Canada’s imports rose in November, climbing from $64.08 billion to $66.19 billion. This increase in imports suggests a growing demand for goods from abroad as the economy progresses in its recovery. The data from Statistics Canada reflects ongoing shifts in international trade as businesses adjust to post-pandemic realities and supply chain issues.
Increases were observed in various sectors, pointing to a revival in consumer and industrial demand. This raises considerations on how these changes might influence Canada’s balance of trade and economic health over time.
Inflation And Economic Uncertainties Globally
In the context of inflation and economic uncertainties globally, this trend brings questions about Canada’s management of trade relationships. It also affects internal economic strategies in response to rising import levels.
Updates will be provided as new data emerges, shedding light on these economic dynamics.
This significant jump in imports suggests more Canadian dollars are being sold to purchase foreign goods, putting downward pressure on the currency. We should therefore consider short positions on the Canadian dollar against the US dollar in the near term. Options traders might look at buying puts on the CAD to hedge against or speculate on a further decline.
This data helped push Canada’s trade balance into a deficit of $1.1 billion for November 2025, a sharp reversal from the small surpluses we saw earlier in the year. A sustained trade deficit often signals a weaker currency over time, reinforcing the case for a bearish CAD outlook. We see this as a developing trend, not just a one-month event, which could affect longer-dated derivatives.
Strength In Consumer And Industrial Demand
However, the strength in consumer and industrial demand that these import numbers signal could complicate the Bank of Canada’s next move. After pausing rate hikes throughout the latter half of 2025, the central bank may see this as a sign that the economy is too hot to consider cutting rates. This makes derivatives that bet on interest rates remaining at 5% for longer, such as futures on the CORRA, an interesting play.

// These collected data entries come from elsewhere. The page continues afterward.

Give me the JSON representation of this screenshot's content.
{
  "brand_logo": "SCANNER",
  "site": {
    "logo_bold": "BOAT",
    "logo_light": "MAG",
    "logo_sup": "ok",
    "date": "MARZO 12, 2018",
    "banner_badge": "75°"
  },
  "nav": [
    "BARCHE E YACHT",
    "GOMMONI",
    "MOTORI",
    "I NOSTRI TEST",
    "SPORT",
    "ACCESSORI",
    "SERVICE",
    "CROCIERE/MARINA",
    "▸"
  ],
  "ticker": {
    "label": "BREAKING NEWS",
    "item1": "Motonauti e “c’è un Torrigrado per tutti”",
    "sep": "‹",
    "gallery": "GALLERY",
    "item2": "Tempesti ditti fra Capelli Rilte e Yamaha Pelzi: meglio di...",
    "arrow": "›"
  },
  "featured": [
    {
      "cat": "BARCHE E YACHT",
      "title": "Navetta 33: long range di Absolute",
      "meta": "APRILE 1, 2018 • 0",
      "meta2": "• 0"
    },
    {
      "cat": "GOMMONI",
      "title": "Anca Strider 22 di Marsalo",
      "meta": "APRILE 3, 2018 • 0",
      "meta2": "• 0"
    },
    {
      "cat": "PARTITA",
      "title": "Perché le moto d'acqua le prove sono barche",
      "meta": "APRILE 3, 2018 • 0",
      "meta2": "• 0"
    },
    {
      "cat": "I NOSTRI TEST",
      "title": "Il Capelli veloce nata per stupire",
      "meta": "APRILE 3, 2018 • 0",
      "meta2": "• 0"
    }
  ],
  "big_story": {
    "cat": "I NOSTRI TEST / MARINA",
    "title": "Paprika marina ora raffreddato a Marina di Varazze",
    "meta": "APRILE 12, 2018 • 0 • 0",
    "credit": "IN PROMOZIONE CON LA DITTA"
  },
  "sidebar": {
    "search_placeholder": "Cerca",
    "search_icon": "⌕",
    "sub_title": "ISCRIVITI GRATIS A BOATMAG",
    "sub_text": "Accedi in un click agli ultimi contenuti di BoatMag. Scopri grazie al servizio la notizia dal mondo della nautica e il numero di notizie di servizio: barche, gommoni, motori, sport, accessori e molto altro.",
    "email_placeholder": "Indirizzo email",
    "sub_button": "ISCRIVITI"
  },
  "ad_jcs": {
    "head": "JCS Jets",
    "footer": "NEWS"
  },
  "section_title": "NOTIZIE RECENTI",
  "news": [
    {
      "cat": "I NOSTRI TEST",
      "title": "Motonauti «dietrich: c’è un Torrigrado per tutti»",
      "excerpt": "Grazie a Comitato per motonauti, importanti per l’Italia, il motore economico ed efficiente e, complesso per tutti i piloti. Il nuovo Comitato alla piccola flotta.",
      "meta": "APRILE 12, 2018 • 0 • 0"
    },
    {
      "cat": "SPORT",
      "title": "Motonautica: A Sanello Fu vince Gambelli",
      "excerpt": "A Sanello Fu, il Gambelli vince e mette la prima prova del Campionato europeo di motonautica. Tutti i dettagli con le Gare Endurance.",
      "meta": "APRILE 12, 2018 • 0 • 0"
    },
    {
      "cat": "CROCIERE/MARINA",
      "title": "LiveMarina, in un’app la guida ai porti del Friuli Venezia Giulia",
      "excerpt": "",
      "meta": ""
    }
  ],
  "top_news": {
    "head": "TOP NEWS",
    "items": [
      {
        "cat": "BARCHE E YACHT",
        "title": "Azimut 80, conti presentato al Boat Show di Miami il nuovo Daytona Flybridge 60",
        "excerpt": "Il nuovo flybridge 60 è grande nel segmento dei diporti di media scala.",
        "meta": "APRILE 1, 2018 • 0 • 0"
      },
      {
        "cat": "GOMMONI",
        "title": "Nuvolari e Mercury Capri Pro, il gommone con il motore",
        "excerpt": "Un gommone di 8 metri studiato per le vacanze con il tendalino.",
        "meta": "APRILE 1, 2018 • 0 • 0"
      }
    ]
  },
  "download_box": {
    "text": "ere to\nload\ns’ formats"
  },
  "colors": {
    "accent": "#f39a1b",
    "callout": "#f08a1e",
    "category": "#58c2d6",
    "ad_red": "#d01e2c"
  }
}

We should remember that inflation remained sticky, hovering near 3.1% in the final quarter of 2025, which is still well above the Bank’s target. Given this fresh sign of economic strength, the market may be underestimating the Bank’s resolve to keep rates high at its upcoming meeting later this month. This could cause a sharp upward repricing of the Canadian dollar if a hawkish tone is adopted.
This conflict between a negative trade balance and a potentially hawkish central bank creates uncertainty, which points towards higher volatility. We believe the most prudent approach is to use options strategies that can profit from a large price swing in either direction. We are looking at straddles on the USD/CAD exchange rate ahead of the next Bank of Canada announcement.